The greatest danger in the world is evil which pretends to be good. And that is what Progressivism is. Make no mistake, it will kill millions in the end - but nobody will understand how it happened, what exactly happened, how we got there... and most may not even realize that it is Progressivism which is guilty, which means somebody else may try again, because, utopia.
And speaking of which, the idea that you can have a utopia in the first place is, in and of itself, evil.
I misread your statement, and sorta agreed with you on progressivism in regards to danger to the US, but I do think that modern progressivism is in large part because of the USSR, and so it should get credit for much of progressivism's dangers.
As for utopias being evil, not really. It's more that Utopian thinking causes evil. I'm fully aware that a libertarian society will have societal problems, just less ones than the current US.
And this shows why the hiding evil is dangerous - it is so easy to misunderstand. Communism is lot more than just economic policy, because if it was that, there would be no difference between Communism and Nazism at all - both are, after all, socialist ideologies. But Communism is a holistic ideology, seeking to transform the entire society, not just economic relationships (even though economic relationships are a basis of Communism, they are merely the foundation of its point of view, and do not form the entire structure of the ideology).
Yes, communism is more than just an economic policy. But its core is it's economic policy, which was the cause of much of its problems and evil. Part of hiding evil is that people pretend that they can just use the economic policy without the totalitarianism of communism, but the two are linked.

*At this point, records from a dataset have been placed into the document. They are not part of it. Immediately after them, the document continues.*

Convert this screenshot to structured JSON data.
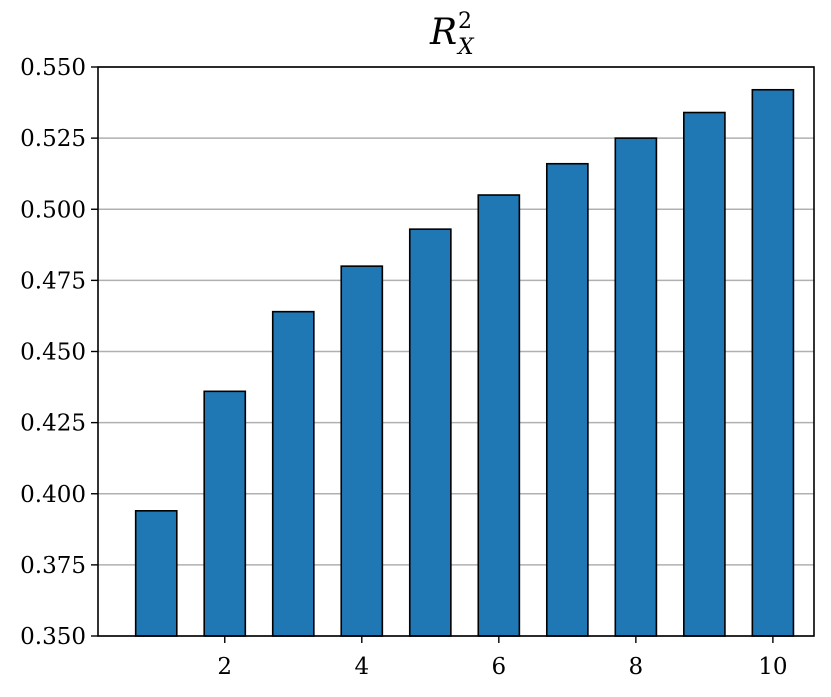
{
  "chart_data": {
    "type": "bar",
    "title": {
      "main": "R",
      "superscript": "2",
      "subscript": "X"
    },
    "xlabel": "",
    "ylabel": "",
    "x": [
      1,
      2,
      3,
      4,
      5,
      6,
      7,
      8,
      9,
      10
    ],
    "values": [
      0.394,
      0.436,
      0.464,
      0.48,
      0.493,
      0.505,
      0.516,
      0.525,
      0.534,
      0.542
    ],
    "ylim": [
      0.35,
      0.55
    ],
    "xlim": [
      0.15,
      10.6
    ],
    "yticks": [
      "0.350",
      "0.375",
      "0.400",
      "0.425",
      "0.450",
      "0.475",
      "0.500",
      "0.525",
      "0.550"
    ],
    "xticks": [
      "2",
      "4",
      "6",
      "8",
      "10"
    ],
    "grid": "y",
    "bar_color": "#1f77b4",
    "edge_color": "#000000",
    "grid_color": "#b0b0b0"
  }
}
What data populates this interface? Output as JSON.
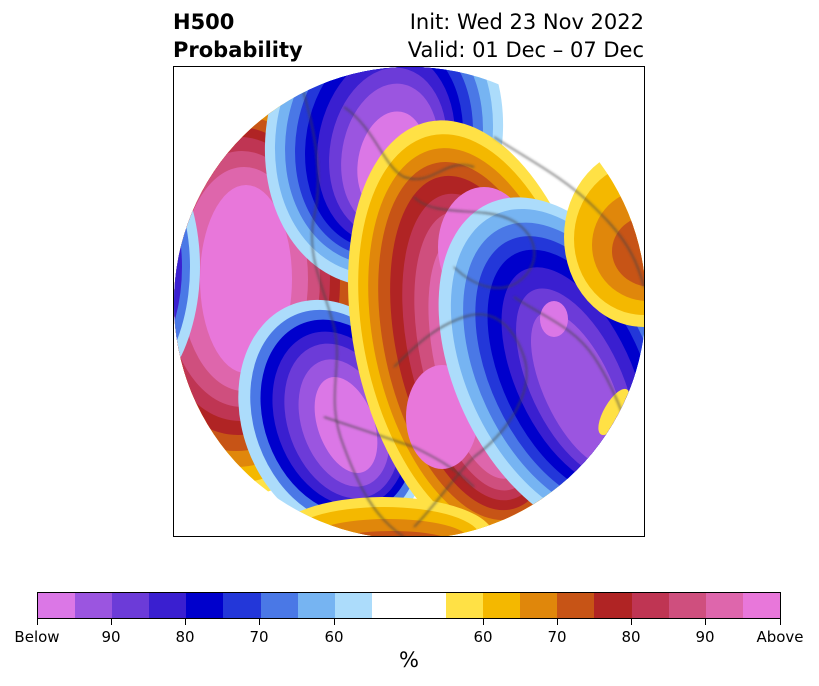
{
  "title": {
    "left": "H500\nProbability",
    "init": "Init: Wed 23 Nov 2022",
    "valid": "Valid: 01 Dec – 07 Dec"
  },
  "colorbar": {
    "colors": [
      "#db77e6",
      "#9b55e0",
      "#6c3bd8",
      "#3a1fd0",
      "#0000cc",
      "#2337d9",
      "#4a78e6",
      "#76b4f2",
      "#acdcfb",
      "#ffffff",
      "#ffe145",
      "#f4b800",
      "#e0870b",
      "#c75416",
      "#b02424",
      "#bf3553",
      "#cf4f7e",
      "#de66ac",
      "#e877da"
    ],
    "tick_labels": [
      "Below",
      "90",
      "80",
      "70",
      "60",
      "60",
      "70",
      "80",
      "90",
      "Above"
    ],
    "unit": "%"
  }
}
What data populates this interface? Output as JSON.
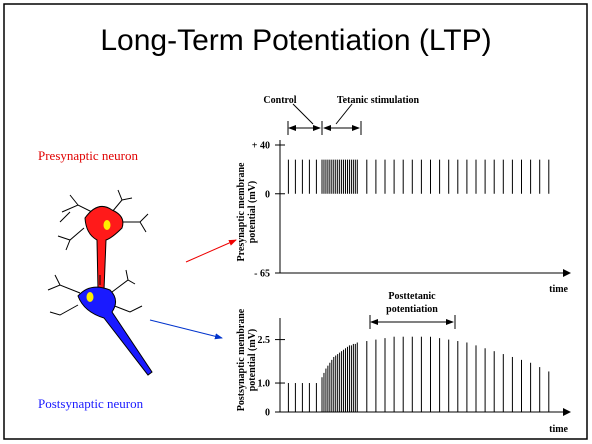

Yes, you might end up with a different type of totalitarianism, but it's still hell on earth.
eah, to the degree people like abhorsen represent mainstream libertarian/liberal thought, its fairly handmainly to socialism.
Abhorsen, you were actually one of the people that came to mind initially when I was firat watching the videos. My sense of you is that on your moral principles your a lefty, which suggests that whenever your rationalist libertarian side comes into conflict with your moral intuitions, your more likely than not going to side with leftism.
Um, no? Where did you get the idea that I'd side with leftism? What leftist, non-libertarian things do I advocate? The thing that's most likely to override my libertarianism is my civic nationalism.
In contrast, I actually side with libertarianism legally, even when it contradicts with my moral values. This includes letting lefties speak, my disagreement with antidiscrimination laws (I think it's morally wrong to not sell someone generic items based on their race, religion, sex, orientation, politics, etc, but I don't believe the law should say that).